Predicting breast cancer growth and metastasis
EndoPredict genetical test measures the high or low chance of breast cancer spreading to other parts of the body for the next ten years. It avoided chemotherapy in 70% of patients with negative nodules in clinical studies.
However, testing is recommended only for recent disease diagnoses, at early stages , with positive for estrogen receptors and negative for HER2 protein.
The Computer Science and Artificial Intelligence Laboratory (CSAIL) at MIT and Massachusetts General Hospital (MGH), from the United States, created a new machine learning model. It can predict, from a mammography, whether a patient will develop breast cancer within five years.
With more than 90,000 exam evaluations in the database, the Artificial Intelligence (AI) has learned the subtle patterns in breast tissue that are harbingers of malignant tumors.
The team’s model was significantly better at predicting risk than the existing approaches. It accurately positioned 31% of all cancer patients in their highest risk category, compared to only 18% of traditional models.
Technology helps monitoring diabetes
Imagine checking the glucose rate only by reading a small sensor installed on the back of the arm? With the help of a mobile-like device, the patient tracks the blood glucose levels on the screen without having to stick his fingers several times a day.
Instead of analyzing a drop of blood, as usual, the technology uses the interstitial fluid under the arm to capture the amount of glucose without having to pierce the tissue collect fluid around the vessels.
Moreover, the device checks levels 16 times a day and predicts rises or falls of glucose in the following hours. Thus, it helps to avoid hyper and hypoglycemia.

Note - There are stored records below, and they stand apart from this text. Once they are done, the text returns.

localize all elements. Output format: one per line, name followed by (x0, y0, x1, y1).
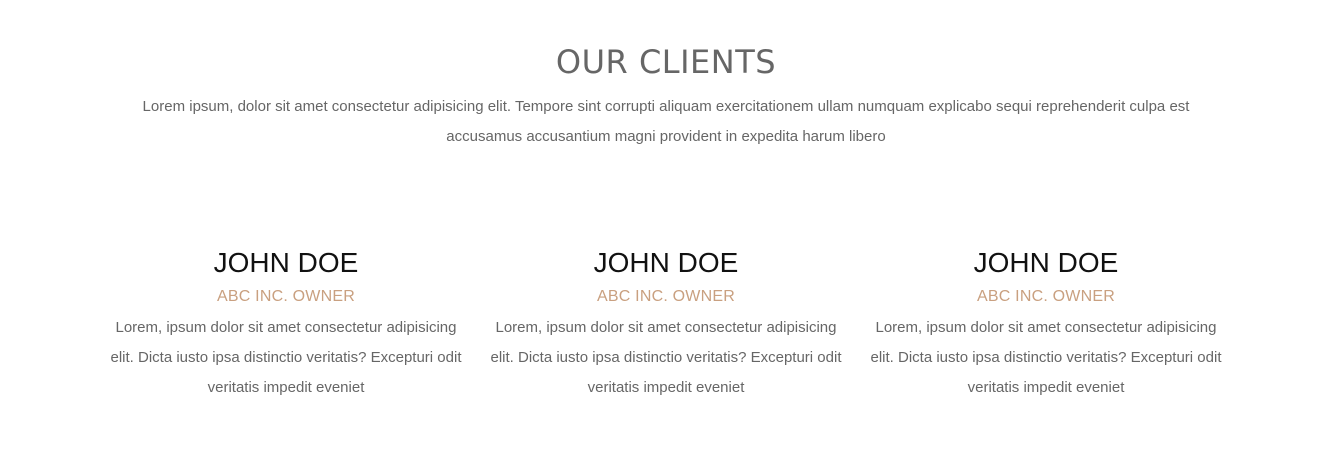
client-testimonial: Lorem, ipsum dolor sit amet consectetur … (110, 319, 462, 396)
client-name: JOHN DOE (593, 247, 739, 278)
client-card: JOHN DOE ABC INC. OWNER Lorem, ipsum dol… (476, 241, 856, 403)
client-name: JOHN DOE (213, 247, 359, 278)
client-card: JOHN DOE ABC INC. OWNER Lorem, ipsum dol… (96, 241, 476, 403)
client-role: ABC INC. OWNER (597, 288, 735, 305)
client-role: ABC INC. OWNER (217, 288, 355, 305)
client-card: JOHN DOE ABC INC. OWNER Lorem, ipsum dol… (856, 241, 1236, 403)
section-title: OUR CLIENTS (555, 43, 777, 81)
client-testimonial: Lorem, ipsum dolor sit amet consectetur … (870, 319, 1222, 396)
client-testimonial: Lorem, ipsum dolor sit amet consectetur … (490, 319, 842, 396)
client-name: JOHN DOE (973, 247, 1119, 278)
clients-section: OUR CLIENTS Lorem ipsum, dolor sit amet … (0, 0, 1332, 464)
clients-list: JOHN DOE ABC INC. OWNER Lorem, ipsum dol… (96, 241, 1236, 403)
section-intro: Lorem ipsum, dolor sit amet consectetur … (142, 98, 1190, 145)
client-role: ABC INC. OWNER (977, 288, 1115, 305)
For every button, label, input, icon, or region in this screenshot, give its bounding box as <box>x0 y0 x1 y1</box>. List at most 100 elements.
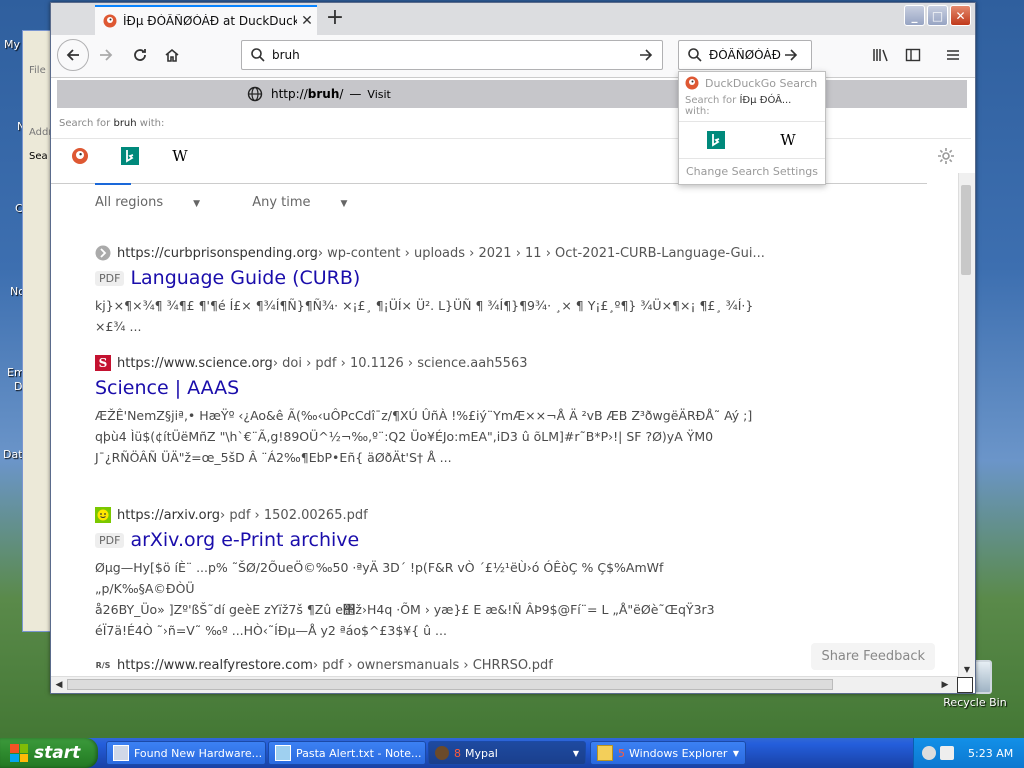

The technology also allows the user to scan the captured information every eight hours. It remains stored on the device itself or is accessible by the app. Data may be available to the doctor via cloud storage. This way, the expert doctor follows the patient conditions real time and decides for eventual changes in treatment, if necessary.
Another advantage is the possibility to share data with others, such as parents and caregivers. Thus, it is even safer to control diabetes.
Other innovations are the insulin pumps with continuous glucose monitoring, which allow the doctor to determine the exact amounts that should be released to the patient’s blood. Also the inhalable insulin, sold in powder cartridges with three sizes of dosages. The patient inserts the cartridge into an inhaler and, while aspirating, takes the substance to the lung, which is absorbed into the bloodstream. Therefore, it reduces blood glucose levels.
Telemedicine systems: from online consultations to process management
The expansion of telemedicine in Brazil, since last year, has made many clinics and offices look for technologies. The market has several healthtechs that offer complete and innovative telemedicine systems.
We are approximately 7.8 billion people worldwide. Many live in countries with poor access to healthcare. In this sense, it is essential to invest in affordable solutions, in terms of space and cost, which help prevention, treatment and healthcare support.
The healthtechs have come and are committed to such proposal. Their main goal is to improve the people’s quality of life.
Reviewed by Paulo Schor, ophthalmologist, free professor and director of innovation of the Federal University of São Paulo (Unifesp) and collaborator of the Faculty of Medicine of the Albert Einstein Hospital.